There are rivers that flow
Each generation steps into the waters of their family
Waters of the generations flow over and around each person
For some the waters flow sparkling past
Filled with love and contentment
For some the water flows inky black
Filled with pain and sorrow
Passed from one generation to another
Ripping through them till the waters run dark from them as well
But I will stand strong
Casting stones to either side
Building a dam to hold back the dark water
Standing firm in the center as the blackness assails me
Filtering as best I can the water as it passes
So my children and grandchildren step into cleaner water
Water filled with love and laughter
I will stand as a bulwark
And I will not yield
©2013 Leslie Whitcomb
During this past week I had a really bad day. I dealt with emotional vampires and people just trying to make trouble. At the end of that day I just wanted to grab a bag of Oreos and just hide under my blankets. The day triggered a lot of depression issues for me and left me struggling to find a safe place.
As I look back I can see that there really were a lot of other things at play that day. There were a lot of signals pointing toward a depression meltdown. I just was not paying attention. The days leading up to that fateful day were filled with signs like my wanting to sleep and not get up, not caring about certain activities that usually fill me with happy thoughts, and either wanting to eat too much or not at all. I was not paying attention and let my guard down.
I think everyone has those signs. The ones that alert us to danger. It would be nice if I had a soundtrack that played threatening music right before I had to encounter troublesome people or when I am not paying attention to my depression. But, alas, I do not have a soundtrack. I will have to play closer attention to the warning signs of impending depression events and try to guard myself more closely.
I have tried to create a ritual that will help me stay focused. I have a very small yoga practice in the morning and in the evening before bed. I do deep cleansing breaths (When I am not struggling to breathe from my asthma). And I have considered giving up chocolate. Although giving up chocolate is still very much being debated. The trick with having what feels like chronic depression is finding a way to feel as good as possible and take care of myself.
I am feeling trepidation about this upcoming week. Will I have to deal with the same people? Will there be more situations that set me off? Is there a way for me to “duck and cover” and still get the things done that I need to? My daughter gave me great advice this morning. She said, “Don’t over think it.”
This week’s goal is to breathe, stay present, and be courageous.
For the last few weeks I have been doing course work on trauma. This has been both enlightening and profoundly painful. One of the projects that I am doing for the course is a video on PTSD. Two weeks ago I thought that it would be a good idea to do a trial run. No one was home so I sat down with my computer and started. Worked for about a half hour. I thought that I had accomplished a great deal. And I had.
What I also accomplished was to trigger a panic/anxiety attack that lasted for about a week. It was not always strong but it was relentless. Sleep was difficult and so was general functioning. At one point the anxiety attack struck with such force that I thought I was having a heart attack. (Since I have panic attacks frequently I found out and learned the signs of a real heart attack) This was so intense that it scared me and my family. I thought that I would not survive it. It scared my family so much that they put me on lock down from all school work for three days. I could read fiction, if it was not stressful and needed to do extreme self care.
The point of this is that though I took the three days off I went back to work on learning. Set up a new work schedule and increased the self care. It was a stretch for my comfort zone. I pushed the boundaries of my bubble a little harder than I usually do. But I grew and I learned more resilience. Each hard step can make us stronger if we grow from it and mot move back into our shell. That little chestnut was painful. But learning that like stretching muscles is painful so is stretching my bubble.And that information was very affirming.

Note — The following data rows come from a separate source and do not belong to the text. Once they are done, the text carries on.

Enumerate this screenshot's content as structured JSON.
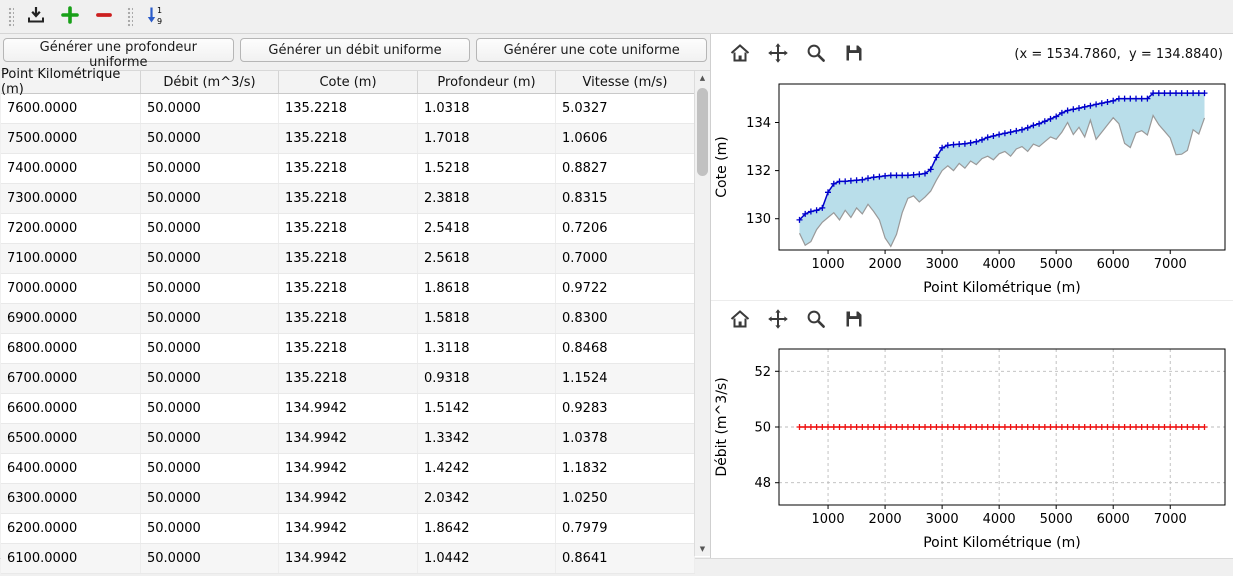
{
  "main_toolbar": {
    "icons": [
      "download-icon",
      "add-row-icon",
      "remove-row-icon",
      "sort-numeric-icon"
    ]
  },
  "generator_buttons": [
    {
      "label": "Générer une profondeur uniforme"
    },
    {
      "label": "Générer un débit uniforme"
    },
    {
      "label": "Générer une cote uniforme"
    }
  ],
  "table": {
    "columns": [
      "Point Kilométrique (m)",
      "Débit (m^3/s)",
      "Cote (m)",
      "Profondeur (m)",
      "Vitesse (m/s)"
    ],
    "rows": [
      [
        "7600.0000",
        "50.0000",
        "135.2218",
        "1.0318",
        "5.0327"
      ],
      [
        "7500.0000",
        "50.0000",
        "135.2218",
        "1.7018",
        "1.0606"
      ],
      [
        "7400.0000",
        "50.0000",
        "135.2218",
        "1.5218",
        "0.8827"
      ],
      [
        "7300.0000",
        "50.0000",
        "135.2218",
        "2.3818",
        "0.8315"
      ],
      [
        "7200.0000",
        "50.0000",
        "135.2218",
        "2.5418",
        "0.7206"
      ],
      [
        "7100.0000",
        "50.0000",
        "135.2218",
        "2.5618",
        "0.7000"
      ],
      [
        "7000.0000",
        "50.0000",
        "135.2218",
        "1.8618",
        "0.9722"
      ],
      [
        "6900.0000",
        "50.0000",
        "135.2218",
        "1.5818",
        "0.8300"
      ],
      [
        "6800.0000",
        "50.0000",
        "135.2218",
        "1.3118",
        "0.8468"
      ],
      [
        "6700.0000",
        "50.0000",
        "135.2218",
        "0.9318",
        "1.1524"
      ],
      [
        "6600.0000",
        "50.0000",
        "134.9942",
        "1.5142",
        "0.9283"
      ],
      [
        "6500.0000",
        "50.0000",
        "134.9942",
        "1.3342",
        "1.0378"
      ],
      [
        "6400.0000",
        "50.0000",
        "134.9942",
        "1.4242",
        "1.1832"
      ],
      [
        "6300.0000",
        "50.0000",
        "134.9942",
        "2.0342",
        "1.0250"
      ],
      [
        "6200.0000",
        "50.0000",
        "134.9942",
        "1.8642",
        "0.7979"
      ],
      [
        "6100.0000",
        "50.0000",
        "134.9942",
        "1.0442",
        "0.8641"
      ]
    ]
  },
  "plot_toolbar": {
    "icons": [
      "home-icon",
      "pan-icon",
      "zoom-icon",
      "save-icon"
    ]
  },
  "coords_readout": "(x = 1534.7860,  y = 134.8840)",
  "status_bar": {
    "text": ""
  },
  "chart_data": [
    {
      "type": "line",
      "title": "",
      "xlabel": "Point Kilométrique (m)",
      "ylabel": "Cote (m)",
      "xlim": [
        140,
        7960
      ],
      "ylim": [
        128.7,
        135.6
      ],
      "xticks": [
        1000,
        2000,
        3000,
        4000,
        5000,
        6000,
        7000
      ],
      "yticks": [
        130,
        132,
        134
      ],
      "grid": false,
      "x": [
        500,
        600,
        700,
        800,
        900,
        1000,
        1100,
        1200,
        1300,
        1400,
        1500,
        1600,
        1700,
        1800,
        1900,
        2000,
        2100,
        2200,
        2300,
        2400,
        2500,
        2600,
        2700,
        2800,
        2900,
        3000,
        3100,
        3200,
        3300,
        3400,
        3500,
        3600,
        3700,
        3800,
        3900,
        4000,
        4100,
        4200,
        4300,
        4400,
        4500,
        4600,
        4700,
        4800,
        4900,
        5000,
        5100,
        5200,
        5300,
        5400,
        5500,
        5600,
        5700,
        5800,
        5900,
        6000,
        6100,
        6200,
        6300,
        6400,
        6500,
        6600,
        6700,
        6800,
        6900,
        7000,
        7100,
        7200,
        7300,
        7400,
        7500,
        7600
      ],
      "series": [
        {
          "name": "fond-du-lit",
          "color": "#999999",
          "marker": null,
          "line_width": 1.2,
          "values": [
            129.4,
            128.9,
            129.05,
            129.55,
            129.85,
            130.05,
            130.25,
            129.95,
            130.35,
            130.05,
            130.45,
            130.2,
            130.6,
            130.3,
            129.95,
            129.2,
            128.85,
            129.35,
            130.25,
            130.85,
            130.95,
            130.7,
            130.9,
            131.15,
            131.6,
            132.0,
            132.2,
            132.0,
            132.3,
            132.1,
            132.4,
            132.25,
            132.5,
            132.6,
            132.45,
            132.7,
            132.8,
            132.6,
            132.9,
            133.0,
            132.8,
            133.1,
            133.0,
            133.2,
            133.4,
            133.3,
            133.6,
            134.0,
            133.5,
            133.8,
            133.4,
            134.1,
            133.3,
            133.6,
            133.9,
            134.2,
            133.95,
            133.13,
            132.96,
            133.57,
            133.66,
            133.48,
            134.29,
            133.91,
            133.64,
            133.36,
            132.66,
            132.68,
            132.84,
            133.7,
            133.52,
            134.19
          ]
        },
        {
          "name": "cote-eau",
          "color": "#0000cc",
          "marker": "+",
          "line_width": 1.5,
          "values": [
            129.95,
            130.2,
            130.3,
            130.35,
            130.45,
            131.1,
            131.45,
            131.55,
            131.55,
            131.58,
            131.6,
            131.62,
            131.68,
            131.72,
            131.75,
            131.78,
            131.8,
            131.8,
            131.8,
            131.8,
            131.82,
            131.85,
            131.88,
            132.05,
            132.55,
            132.95,
            133.05,
            133.08,
            133.1,
            133.12,
            133.15,
            133.2,
            133.28,
            133.38,
            133.44,
            133.5,
            133.55,
            133.6,
            133.65,
            133.7,
            133.78,
            133.88,
            133.95,
            134.05,
            134.15,
            134.25,
            134.4,
            134.5,
            134.55,
            134.6,
            134.65,
            134.7,
            134.75,
            134.8,
            134.85,
            134.9,
            134.9942,
            134.9942,
            134.9942,
            134.9942,
            134.9942,
            134.9942,
            135.2218,
            135.2218,
            135.2218,
            135.2218,
            135.2218,
            135.2218,
            135.2218,
            135.2218,
            135.2218,
            135.2218
          ]
        }
      ],
      "fill_between": {
        "upper": 1,
        "lower": 0,
        "color": "#add8e6",
        "opacity": 0.85
      }
    },
    {
      "type": "line",
      "title": "",
      "xlabel": "Point Kilométrique (m)",
      "ylabel": "Débit (m^3/s)",
      "xlim": [
        140,
        7960
      ],
      "ylim": [
        47.2,
        52.8
      ],
      "xticks": [
        1000,
        2000,
        3000,
        4000,
        5000,
        6000,
        7000
      ],
      "yticks": [
        48,
        50,
        52
      ],
      "grid": true,
      "x": [
        500,
        600,
        700,
        800,
        900,
        1000,
        1100,
        1200,
        1300,
        1400,
        1500,
        1600,
        1700,
        1800,
        1900,
        2000,
        2100,
        2200,
        2300,
        2400,
        2500,
        2600,
        2700,
        2800,
        2900,
        3000,
        3100,
        3200,
        3300,
        3400,
        3500,
        3600,
        3700,
        3800,
        3900,
        4000,
        4100,
        4200,
        4300,
        4400,
        4500,
        4600,
        4700,
        4800,
        4900,
        5000,
        5100,
        5200,
        5300,
        5400,
        5500,
        5600,
        5700,
        5800,
        5900,
        6000,
        6100,
        6200,
        6300,
        6400,
        6500,
        6600,
        6700,
        6800,
        6900,
        7000,
        7100,
        7200,
        7300,
        7400,
        7500,
        7600
      ],
      "series": [
        {
          "name": "debit",
          "color": "#ee1111",
          "marker": "+",
          "line_width": 1.4,
          "values": [
            50,
            50,
            50,
            50,
            50,
            50,
            50,
            50,
            50,
            50,
            50,
            50,
            50,
            50,
            50,
            50,
            50,
            50,
            50,
            50,
            50,
            50,
            50,
            50,
            50,
            50,
            50,
            50,
            50,
            50,
            50,
            50,
            50,
            50,
            50,
            50,
            50,
            50,
            50,
            50,
            50,
            50,
            50,
            50,
            50,
            50,
            50,
            50,
            50,
            50,
            50,
            50,
            50,
            50,
            50,
            50,
            50,
            50,
            50,
            50,
            50,
            50,
            50,
            50,
            50,
            50,
            50,
            50,
            50,
            50,
            50,
            50
          ]
        }
      ]
    }
  ]
}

Healing can be insanely painful. I have begun to think of it like when I exercise and my muscles are really sore the next day. When you exercise, it is my understanding that you are stretching and tearing the muscles and they heal making them stronger. That is what it feels like for me sometimes.
I do things that I have never done before and then I pay a price, like the sore muscles, only in my case it is panic and anxiety. But once I work through the anxiety (and sometimes it can take days) I am a little stronger and it is not quiet so painful the next time I try to do something. And that is where I have been lately. Trying new things that stretch and hurt and trying them again.
Only each time I do I am a little bit stronger.